At this stage, after the request for filing the applications
was allowed, learned Counsel appearing for the petitioner
while going back passed a comment on the lady
Advocate opposing him in the case and appearing for the
respondents. She brought it to the notice of the Court and
we requested the Counsel appearing for the petitioner to
come back, which he did.
Learned Counsel for the petitioner made a threatening
remark to her, saying that now she be prepared for the
consequences. Shri Dipak Bhattacharya (Advocate), who
was also present in the Court duly confirmed that he
overheard this remark being made to the lady Advocate
appearing for the respondents.
We find this attitude of the Counsel appearing for the
petitioner to be undesirable and needs to be deprecated
and dealt with in accordance with law. It is unfair for any
Counsel to give any threats to the Counsel appearing
on the other side, as all of them appear as officers of
the Court and assist the Court or their respective clients.
However, before we direct any further action or issue notice
for contempt, learned Counsel for the petitioner made a
request and the case is directed to be listed for tomorrow.
List on 18.8.2006.”
4. On 18.08.2006, when the matter was called out, the appellant failed
to appear. Therefore, the Bench adjourned the matter to 21.08.2006.
In fact, a counsel standing in the courtroom at that time undertook
to personally inform the appellant about the next date of hearing.
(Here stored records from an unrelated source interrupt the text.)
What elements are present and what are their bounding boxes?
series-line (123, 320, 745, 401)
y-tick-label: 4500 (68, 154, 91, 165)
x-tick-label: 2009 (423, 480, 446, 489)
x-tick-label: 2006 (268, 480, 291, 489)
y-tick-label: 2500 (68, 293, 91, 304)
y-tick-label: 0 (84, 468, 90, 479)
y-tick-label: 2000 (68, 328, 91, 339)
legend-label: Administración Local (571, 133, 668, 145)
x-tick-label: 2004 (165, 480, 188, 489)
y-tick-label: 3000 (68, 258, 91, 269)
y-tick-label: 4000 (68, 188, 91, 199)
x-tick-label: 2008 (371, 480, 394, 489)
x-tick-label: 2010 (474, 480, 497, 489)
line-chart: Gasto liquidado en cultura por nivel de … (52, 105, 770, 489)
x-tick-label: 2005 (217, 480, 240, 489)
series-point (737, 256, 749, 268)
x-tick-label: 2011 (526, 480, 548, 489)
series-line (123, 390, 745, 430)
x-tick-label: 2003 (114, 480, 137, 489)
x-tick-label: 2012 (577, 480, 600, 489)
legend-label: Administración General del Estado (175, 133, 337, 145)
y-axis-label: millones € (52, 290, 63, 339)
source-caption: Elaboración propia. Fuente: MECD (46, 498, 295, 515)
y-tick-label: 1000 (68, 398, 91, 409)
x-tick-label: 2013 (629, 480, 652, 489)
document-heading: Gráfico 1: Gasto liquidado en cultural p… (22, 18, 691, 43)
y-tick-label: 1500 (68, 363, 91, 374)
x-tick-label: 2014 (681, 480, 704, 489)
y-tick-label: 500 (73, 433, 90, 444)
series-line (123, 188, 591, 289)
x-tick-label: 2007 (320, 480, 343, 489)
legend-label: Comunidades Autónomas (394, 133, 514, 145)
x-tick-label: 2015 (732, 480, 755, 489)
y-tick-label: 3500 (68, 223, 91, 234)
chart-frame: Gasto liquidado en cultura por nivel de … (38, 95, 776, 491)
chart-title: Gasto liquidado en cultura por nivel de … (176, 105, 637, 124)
Surprisingly, the appellant had filed an application seeking transfer
of the said writ petition to a different bench of the High Court, even
though he failed to physically appear in the matter. Later in the day,
a counsel appearing on behalf the appellant made a request for an
[2024] 1 S.C.R. 1155
Gulshan Bajwa v. Registrar, High Court of Delhi & Anr.
adjournment on the ground that the appellant was unwell. That said,
the standing counsel for the Union of India, who was also present in
the same court at that time, informed the Bench that the appellant
was seen in the court premises earlier in the day. Nonetheless, in
the interest of justice, the Bench adjourned the matter to 21.08.2006.
5. Thereafter, even on 21.08.2006, the appellant failed to appear.
However, he had filed applications in the same matter making reckless
and unsubstantiated allegations against the judges of the High
Court. Clearly, by failing to appear and filing baseless allegations,
the appellant had disobeyed the orders of the Court. In fact, it also
came to the knowledge of the High Court that the appellant herein has
frequently filed transfer applications on behalf of his clients, without
their knowledge. Therefore, by its order dated 21.08.2006, a Division
Bench of the High Court issued a notice to the appellant asking him
to show cause as to why proceedings under the Act should not be
initiated against him (Suo Motu Contempt Case No. 16 of 2006).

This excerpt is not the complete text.